Beef farmers looking for alternative feed methods as production costs soar
Amid soaring food costs and an international fertiliser shortage, meat producers are looking for alternative ways to rear their cattle and keep product in consumer shopping baskets.
A new survey has revealed 62 percent of responding beef producers are aiming to take advantage of more grazing and make more use of forage to try in a bid to keep production costs down, all while using less fertiliser.
The survey, conducted by KW Feeds among both beef and dairy producers, asked respondents about their concerns with input costs, with 64 percent aiming to use less fertiliser this year, but 68 percent expecting to utilise the same amount of forage. None of the respondents said they plan to use more fertiliser.
Just over half (52 percent) plan to extend their forage with feeds, with the majority (78 percent) looking at moist feeds.
“The soaring production and input costs have put more pressure than ever before on beef producers to control feed and input costs, with many looking to extend the grazing season and make more use of forage,” said Georgie Croxford, head of ruminant technical at KW Feeds.
However, according to Croxford, feeding cows grass introduces a different series of challenges, not least estimating grass nutritional value and supply, to maintain growth rates.

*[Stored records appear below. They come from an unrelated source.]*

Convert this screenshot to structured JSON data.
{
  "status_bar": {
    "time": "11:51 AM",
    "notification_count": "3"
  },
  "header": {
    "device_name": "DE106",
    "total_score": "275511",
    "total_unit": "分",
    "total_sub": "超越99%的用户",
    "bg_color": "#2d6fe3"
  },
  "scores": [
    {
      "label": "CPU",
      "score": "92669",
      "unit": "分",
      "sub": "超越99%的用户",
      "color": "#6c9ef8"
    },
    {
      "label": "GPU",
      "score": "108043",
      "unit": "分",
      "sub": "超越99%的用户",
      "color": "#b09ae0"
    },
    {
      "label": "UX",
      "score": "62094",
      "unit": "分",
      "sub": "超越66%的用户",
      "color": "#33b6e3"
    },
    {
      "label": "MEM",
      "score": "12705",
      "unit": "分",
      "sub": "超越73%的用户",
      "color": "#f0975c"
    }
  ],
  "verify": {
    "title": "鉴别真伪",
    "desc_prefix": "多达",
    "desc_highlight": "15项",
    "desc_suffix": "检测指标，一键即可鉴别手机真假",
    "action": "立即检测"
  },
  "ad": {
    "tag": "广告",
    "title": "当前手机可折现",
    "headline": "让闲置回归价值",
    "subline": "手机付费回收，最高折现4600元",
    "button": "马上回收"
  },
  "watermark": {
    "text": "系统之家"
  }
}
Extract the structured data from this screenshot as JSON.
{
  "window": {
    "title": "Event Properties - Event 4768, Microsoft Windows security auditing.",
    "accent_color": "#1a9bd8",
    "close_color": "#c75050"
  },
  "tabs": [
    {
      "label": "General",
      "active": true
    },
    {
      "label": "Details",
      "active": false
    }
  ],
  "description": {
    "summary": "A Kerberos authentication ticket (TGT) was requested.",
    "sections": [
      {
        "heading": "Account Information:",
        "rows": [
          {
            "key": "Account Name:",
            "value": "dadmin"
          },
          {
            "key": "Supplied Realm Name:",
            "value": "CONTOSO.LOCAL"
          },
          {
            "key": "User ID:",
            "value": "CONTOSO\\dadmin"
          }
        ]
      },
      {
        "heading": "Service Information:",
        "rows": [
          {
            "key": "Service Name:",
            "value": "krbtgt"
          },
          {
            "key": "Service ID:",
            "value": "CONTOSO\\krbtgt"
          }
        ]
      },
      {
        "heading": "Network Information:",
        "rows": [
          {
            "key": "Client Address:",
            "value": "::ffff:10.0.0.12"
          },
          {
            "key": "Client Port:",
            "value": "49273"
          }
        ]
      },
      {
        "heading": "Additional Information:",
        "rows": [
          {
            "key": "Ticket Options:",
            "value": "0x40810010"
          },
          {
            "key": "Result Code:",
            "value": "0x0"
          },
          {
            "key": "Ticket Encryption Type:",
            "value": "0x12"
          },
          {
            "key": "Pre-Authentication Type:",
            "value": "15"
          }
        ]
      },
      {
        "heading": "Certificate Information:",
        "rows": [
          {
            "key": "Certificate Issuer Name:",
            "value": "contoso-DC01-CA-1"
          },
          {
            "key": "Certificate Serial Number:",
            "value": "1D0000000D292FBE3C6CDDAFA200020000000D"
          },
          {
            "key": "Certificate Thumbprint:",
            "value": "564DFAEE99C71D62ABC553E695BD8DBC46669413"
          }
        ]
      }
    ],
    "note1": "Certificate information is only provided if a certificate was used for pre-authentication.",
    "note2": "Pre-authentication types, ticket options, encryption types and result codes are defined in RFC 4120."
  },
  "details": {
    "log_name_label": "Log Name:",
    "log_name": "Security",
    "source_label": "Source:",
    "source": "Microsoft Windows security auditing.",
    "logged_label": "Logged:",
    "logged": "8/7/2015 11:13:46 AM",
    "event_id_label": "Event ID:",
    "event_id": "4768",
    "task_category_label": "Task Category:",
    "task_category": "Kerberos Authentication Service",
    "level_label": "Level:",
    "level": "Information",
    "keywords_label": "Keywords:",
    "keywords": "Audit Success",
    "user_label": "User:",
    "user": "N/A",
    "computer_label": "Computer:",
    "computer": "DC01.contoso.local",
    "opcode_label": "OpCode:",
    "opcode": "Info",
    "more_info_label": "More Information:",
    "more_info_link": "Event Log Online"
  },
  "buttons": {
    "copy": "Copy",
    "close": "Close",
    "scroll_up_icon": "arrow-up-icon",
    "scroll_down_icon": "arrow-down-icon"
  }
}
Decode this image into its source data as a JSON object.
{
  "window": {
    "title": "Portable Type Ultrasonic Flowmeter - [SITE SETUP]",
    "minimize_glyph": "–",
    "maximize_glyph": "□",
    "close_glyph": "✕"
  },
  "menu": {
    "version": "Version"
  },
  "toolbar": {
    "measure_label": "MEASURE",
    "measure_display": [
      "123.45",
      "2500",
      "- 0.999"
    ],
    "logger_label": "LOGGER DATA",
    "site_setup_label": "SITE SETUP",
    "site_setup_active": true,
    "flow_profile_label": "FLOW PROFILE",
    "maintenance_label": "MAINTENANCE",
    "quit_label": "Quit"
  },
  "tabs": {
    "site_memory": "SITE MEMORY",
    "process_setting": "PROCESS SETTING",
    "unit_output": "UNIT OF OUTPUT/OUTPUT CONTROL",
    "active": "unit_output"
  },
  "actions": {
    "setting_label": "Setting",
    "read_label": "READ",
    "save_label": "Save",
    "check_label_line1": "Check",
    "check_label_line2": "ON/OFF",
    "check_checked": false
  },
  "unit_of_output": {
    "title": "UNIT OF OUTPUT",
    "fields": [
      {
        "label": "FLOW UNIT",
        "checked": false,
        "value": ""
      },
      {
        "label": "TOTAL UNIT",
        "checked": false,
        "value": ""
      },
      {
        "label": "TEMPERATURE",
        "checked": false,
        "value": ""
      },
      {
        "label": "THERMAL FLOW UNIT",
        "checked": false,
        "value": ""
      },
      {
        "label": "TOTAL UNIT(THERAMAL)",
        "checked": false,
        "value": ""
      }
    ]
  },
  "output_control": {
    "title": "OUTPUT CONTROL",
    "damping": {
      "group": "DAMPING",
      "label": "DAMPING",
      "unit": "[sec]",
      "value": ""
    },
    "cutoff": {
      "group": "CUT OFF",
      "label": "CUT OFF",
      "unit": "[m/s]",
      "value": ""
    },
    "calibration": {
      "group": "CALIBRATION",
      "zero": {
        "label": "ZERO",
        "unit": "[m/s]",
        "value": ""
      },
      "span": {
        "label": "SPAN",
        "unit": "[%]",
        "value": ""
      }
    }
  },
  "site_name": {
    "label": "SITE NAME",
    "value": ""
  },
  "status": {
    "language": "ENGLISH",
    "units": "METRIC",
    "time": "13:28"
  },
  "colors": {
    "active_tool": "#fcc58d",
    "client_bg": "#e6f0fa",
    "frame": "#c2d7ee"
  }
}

“Too often the desire to exploit low-cost grass leads to over-estimates of its feed value and dry matter intake, leading to reduced liveweight gain,” she said.
“It is important to be realistic about what can be achieved from grazed grass alone. It is fully understandable that producers want to take advantage of more grazing and extend the use of forage,” added Croxford.
“The danger is too many will become over-reliant on relatively low-digestibility grass, which cannot be converted into liveweight gain as efficiently as the best dry, moist and liquid feeds.”
Croxford claims complementing lower feed value feeds with the best value alternatives capable of lifting nutrient density, increasing palatability, driving intake and reducing sorting will not only increase growth rates, but also cut the cost per kilogram liveweight gain.
With meat producers under ever-increasing pressure to become more sustainable amid a cost-of-living crisis and an international fertiliser shortage, it might appear that the job of putting product on supermarket shelves is getting harder and harder.
“The survey clearly underlines producer attitudes to increased input costs, and our advice is to speak to your nutritionist to make sure you are making the most out of grazed grass and make more use of forage. Don’t over-estimate the feed value of grass and dry matter intakes,” Croxford concluded.